It is somewhat common for enterprising developers to add features to popular apps via plug-ins, companion apps, or even by modifying the original when possible. By reverse-engineering apps, like WhatsApp
for example, a skilled developer can tweak and modify features or even add their own spin on things. However, this also opens the door to malicious possibilities, as we have now seen with an infected version of FMWhatsApp, which is a popular WhatsApp mod.
FMWhatsApp typically adds themes, read receipt controls, more robust file attachment capabilities, and more. While all of that may sound well and good, researchers at Kaspersky recently found
that the trojan
Triada has also managed to sneak into FMWhatsApp in version 16.80.0, by exploiting a hole in the advertising software development kit.
Triada works after the app is launched, when the malware gathers unique device identifiers, including the name of the Android
app package that it is contained in. This information is then sent off to a remote server that registers the device and returns a link to a malicious payload that is then downloaded, decrypted, and installed by the trojan. With this, Kaspersky
has identified six different types of malware
being downloaded by Triada, which all go off and do separate things.

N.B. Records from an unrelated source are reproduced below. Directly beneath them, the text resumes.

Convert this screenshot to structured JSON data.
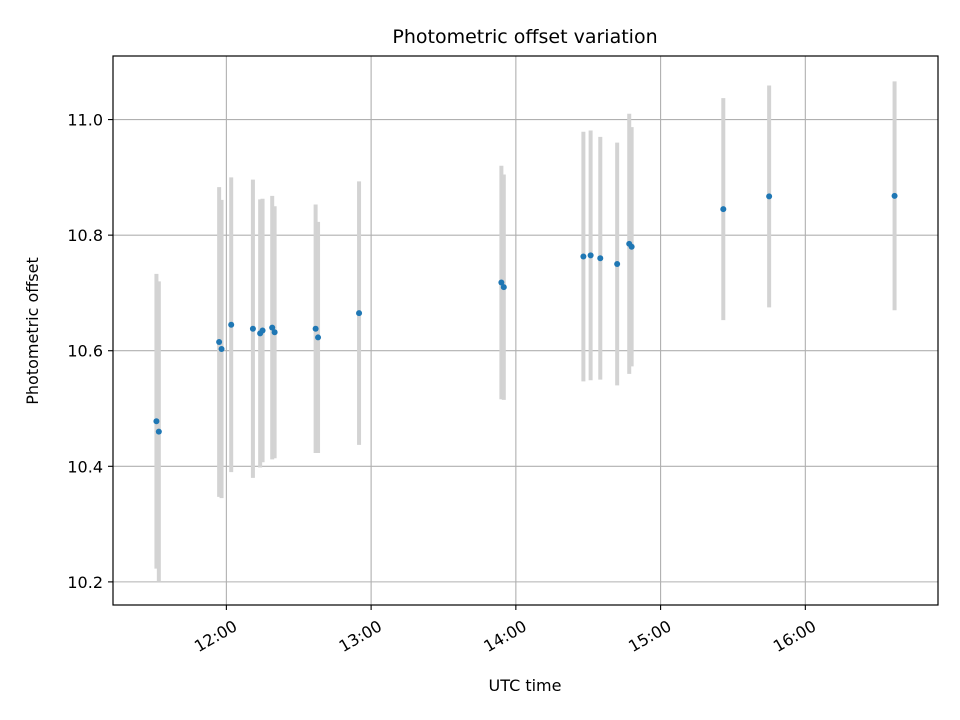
{
  "chart_data": {
    "type": "scatter",
    "title": "Photometric offset variation",
    "xlabel": "UTC time",
    "ylabel": "Photometric offset",
    "x_tick_labels": [
      "12:00",
      "13:00",
      "14:00",
      "15:00",
      "16:00"
    ],
    "y_tick_labels": [
      "10.2",
      "10.4",
      "10.6",
      "10.8",
      "11.0"
    ],
    "grid": true,
    "xlim": [
      "11:13",
      "16:55"
    ],
    "ylim": [
      10.16,
      11.11
    ],
    "colors": {
      "point": "#1f77b4",
      "errorbar": "#d3d3d3",
      "grid": "#b0b0b0"
    },
    "series": [
      {
        "points": [
          {
            "x": "11:31",
            "y": 10.478,
            "yerr": 0.255
          },
          {
            "x": "11:32",
            "y": 10.46,
            "yerr": 0.26
          },
          {
            "x": "11:57",
            "y": 10.615,
            "yerr": 0.268
          },
          {
            "x": "11:58",
            "y": 10.603,
            "yerr": 0.258
          },
          {
            "x": "12:02",
            "y": 10.645,
            "yerr": 0.255
          },
          {
            "x": "12:11",
            "y": 10.638,
            "yerr": 0.258
          },
          {
            "x": "12:14",
            "y": 10.63,
            "yerr": 0.232
          },
          {
            "x": "12:15",
            "y": 10.635,
            "yerr": 0.228
          },
          {
            "x": "12:19",
            "y": 10.64,
            "yerr": 0.228
          },
          {
            "x": "12:20",
            "y": 10.632,
            "yerr": 0.218
          },
          {
            "x": "12:37",
            "y": 10.638,
            "yerr": 0.215
          },
          {
            "x": "12:38",
            "y": 10.623,
            "yerr": 0.2
          },
          {
            "x": "12:55",
            "y": 10.665,
            "yerr": 0.228
          },
          {
            "x": "13:54",
            "y": 10.718,
            "yerr": 0.202
          },
          {
            "x": "13:55",
            "y": 10.71,
            "yerr": 0.195
          },
          {
            "x": "14:28",
            "y": 10.763,
            "yerr": 0.216
          },
          {
            "x": "14:31",
            "y": 10.765,
            "yerr": 0.216
          },
          {
            "x": "14:35",
            "y": 10.76,
            "yerr": 0.21
          },
          {
            "x": "14:42",
            "y": 10.75,
            "yerr": 0.21
          },
          {
            "x": "14:47",
            "y": 10.785,
            "yerr": 0.225
          },
          {
            "x": "14:48",
            "y": 10.78,
            "yerr": 0.207
          },
          {
            "x": "15:26",
            "y": 10.845,
            "yerr": 0.192
          },
          {
            "x": "15:45",
            "y": 10.867,
            "yerr": 0.192
          },
          {
            "x": "16:37",
            "y": 10.868,
            "yerr": 0.198
          }
        ]
      }
    ]
  }
}
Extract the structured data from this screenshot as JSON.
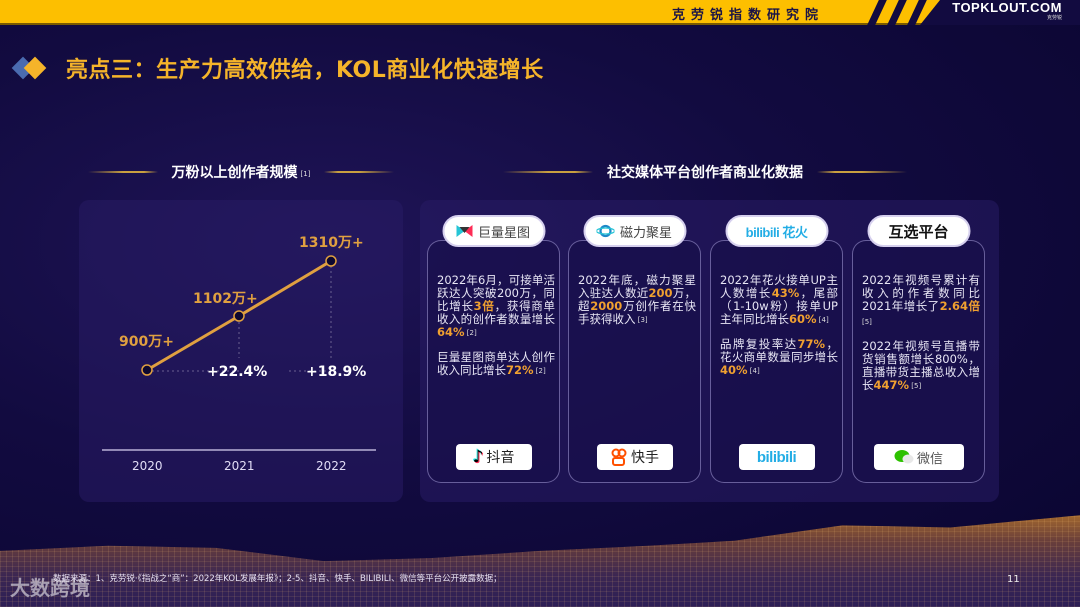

The most obvious step to protect yourself against such malware is to not download apps from unofficial sources. Although not foolproof, it is best to download approved apps from an app store and request features from the developer, which may eventually be implemented, especially if they are already available by popular mods.
Other than that, always keep your phone patched and up to day, keep an eye on what permissions you grant apps and perhaps install a mobile antivirus utility to add an extra layer of protection. At the end of the day, though, it seems that the general rule of “do not randomly download things off the internet” prevails, and this incident further drives that point home.